Paru dans la Tribune. Les objectifs de développement économiques ambitieux de la métropole du Grand Paris posent aussi la question de l'intégration des populations modestes résidentes. Le risque existe de créer une métropole à deux vitesses

La métropole du Grand Paris sera-t-elle capable de résorber au moins en partie les fortes inégalités sociales franciliennes ? La question est essentielle. D'autant que la lutte contre les inégalités est une condition sine qua non pour que l'ensemble des parties prenantes à la construction de la métropole (ménages, entreprises, politiques) tirent dans le même sens. Le député Daniel Goldberg définissait ainsi l'un des rôles fondamentaux du Grand Paris : « Privilégier l'intérêt général sur le repli sur soi par le haut de l'échelle sociale, afin de résorber les inégalités territoriales. »

Un idéal à l'évidence difficile à mettre en œuvre, car en réalité le risque que le développement des pôles économiques territoriaux au sein de la métropole se fasse au profit des plus riches, sans que les plus modestes ne puissent en bénéficier, est réel. « La logique multipolaire, qui vise à renforcer l'autonomie des territoires vis-à-vis de Paris, risque de produire une juxtaposition de zones d' « entre-soi » », s'inquiétait déjà en 2013 l'Atelier international du Grand Paris.

La contractualisation entre l'Etat et les collectivités
Jusqu'ici, ces pôles économiques ont été matérialisés par 22 contrats de développement territoriaux (CDT) passés entre l'Etat et les communes, et qui visent dans l'esprit de la loi à propager une dynamique aux territoires à fort potentiel économique du Grand Paris. « Ces projets couvrent 8 % du territoire régional, 157 communes (12 % des communes franciliennes), 4,4 millions d'habitants (38 % de la population francilienne) et 2,1 millions d'emplois (39 % des emplois franciliens) », peut-on lire sur le site de l'institut d'aménagement et d'urbanisme d'Île-de-France.

Ces CDT, qui s'articulent autour de la plupart 72 gares du Grand Paris, sont aujourd'hui les éléments les plus concrets qui structurent la métropole, à un moment où le sujet majeur de sa gouvernance reste encore très flou. Mais malheureusement, au sens de certains élus, ces contrats se concentrent trop sur le développement économique des territoires et occultent les dimensions « relatives à la qualité de vie, à la réversibilité des territoires, et à l'intégration du local », regrette Daniel Bruiller le maire d'Arcueil (94).

Construire la métropole par le bas et par le haut
« Il ne serait pas concevable de créer des espaces où des entreprises internationales s'installent, avec juste à côté des zones de misères qui ne bénéficient pas de leur implantation », avertit -il. « La métropole doit se construire autant par en bas que par en haut », ajoute-t-il.

Si l'on prend l'exemple concret de Saclay, sorte de Silicon Valley à la française, le marie d'Arcueil milite pour que le développement de ce pôle d'excellence bénéficie aussi à l'emploi des populations locales.
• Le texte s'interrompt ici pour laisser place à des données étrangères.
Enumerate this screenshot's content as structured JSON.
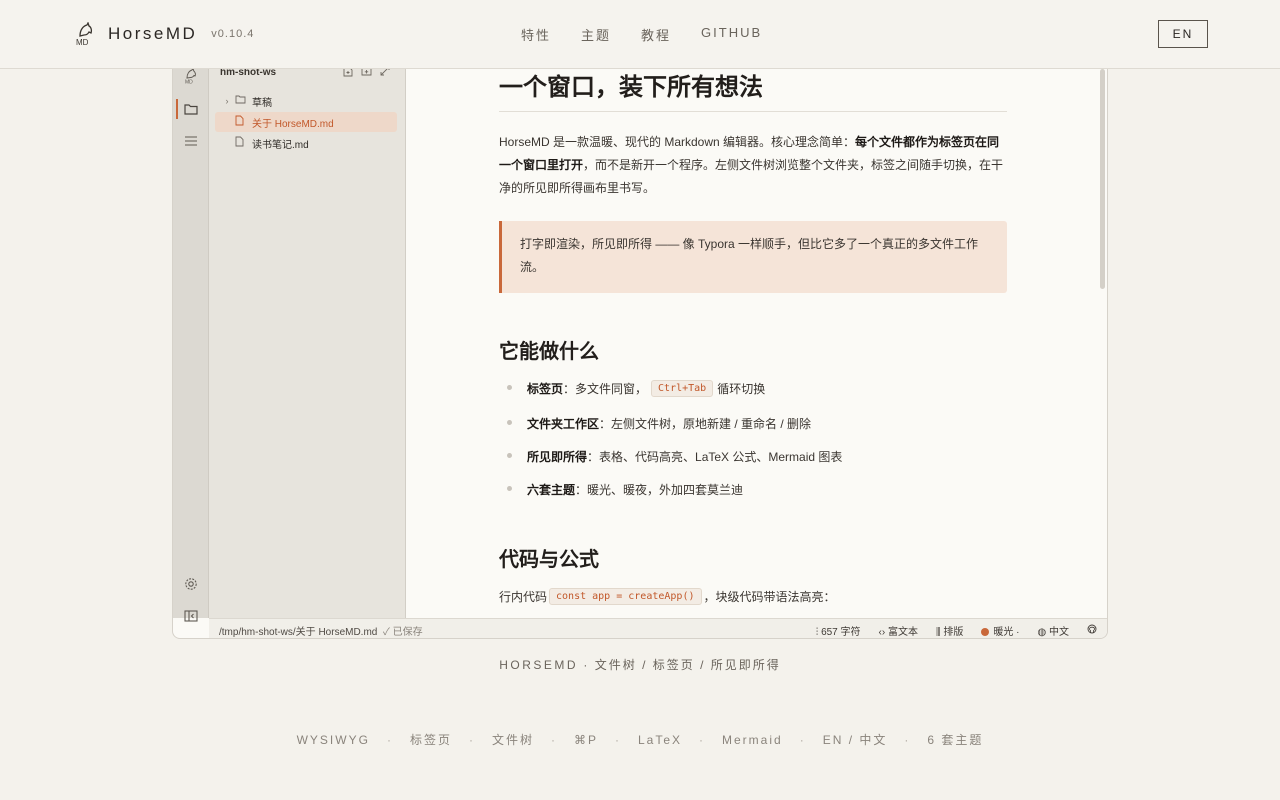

Du reste, pour Daniel Bruiller les décisions politiques ne vont pour l'instant pas assez dans ce sens : « je suis très inquiet de voir la spécialisation économique des territoires de la métropole entraîner la création d'espaces d'entre-soi », s'inquiète-t-il.

Inégalités dans le nord de Paris
Dans le nord-ouest de Paris, on se déchire aussi sur des questions d'inégalités. Le découpage récemment acté de la première couronne en 12 territoires, qui vont prendre la place des intercommunalités actuelles, en déçoit certains. Le maire de Gennevilliers (92) Patrice Leclerc s'est notamment indigné du fait que le découpage voulu « soit celui des villes très riches avec une majorité d'habitants très riches également, qui ne se mélangent pas avec le reste de la société, à l'image de Neuilly-sur-Seine dont le maire a toujours refusé le territoire de solidarité avec les villes de Colombes, Gennevilliers, Argenteuil, etc... ».

Il fait ici référence aux territoires de la Boucle Nord 92 et de la Défense. Une incohérence à son sens car « la Défense essaime déjà bien au-delà de son périmètre avec des entreprises qui pour tout ou partie de leur activité s'installent à Gennevilliers, Bois Colombes et Asnières. Des milliers de salariés vont chercher à s'installer le long de la future ligne 15 du métro ». « L'aménagement cohérent autour de cette ligne sera plus difficile avec 2 territoires distincts », regrette-t-il.

Bref, ces polémiques révèlent un problème fondamental : celui de voir émerger une métropole à deux vitesses. Et au regard de la structure sociale très hétérogène de la métropole, le défi à relever est immense pour les politiques et les acteurs économiques.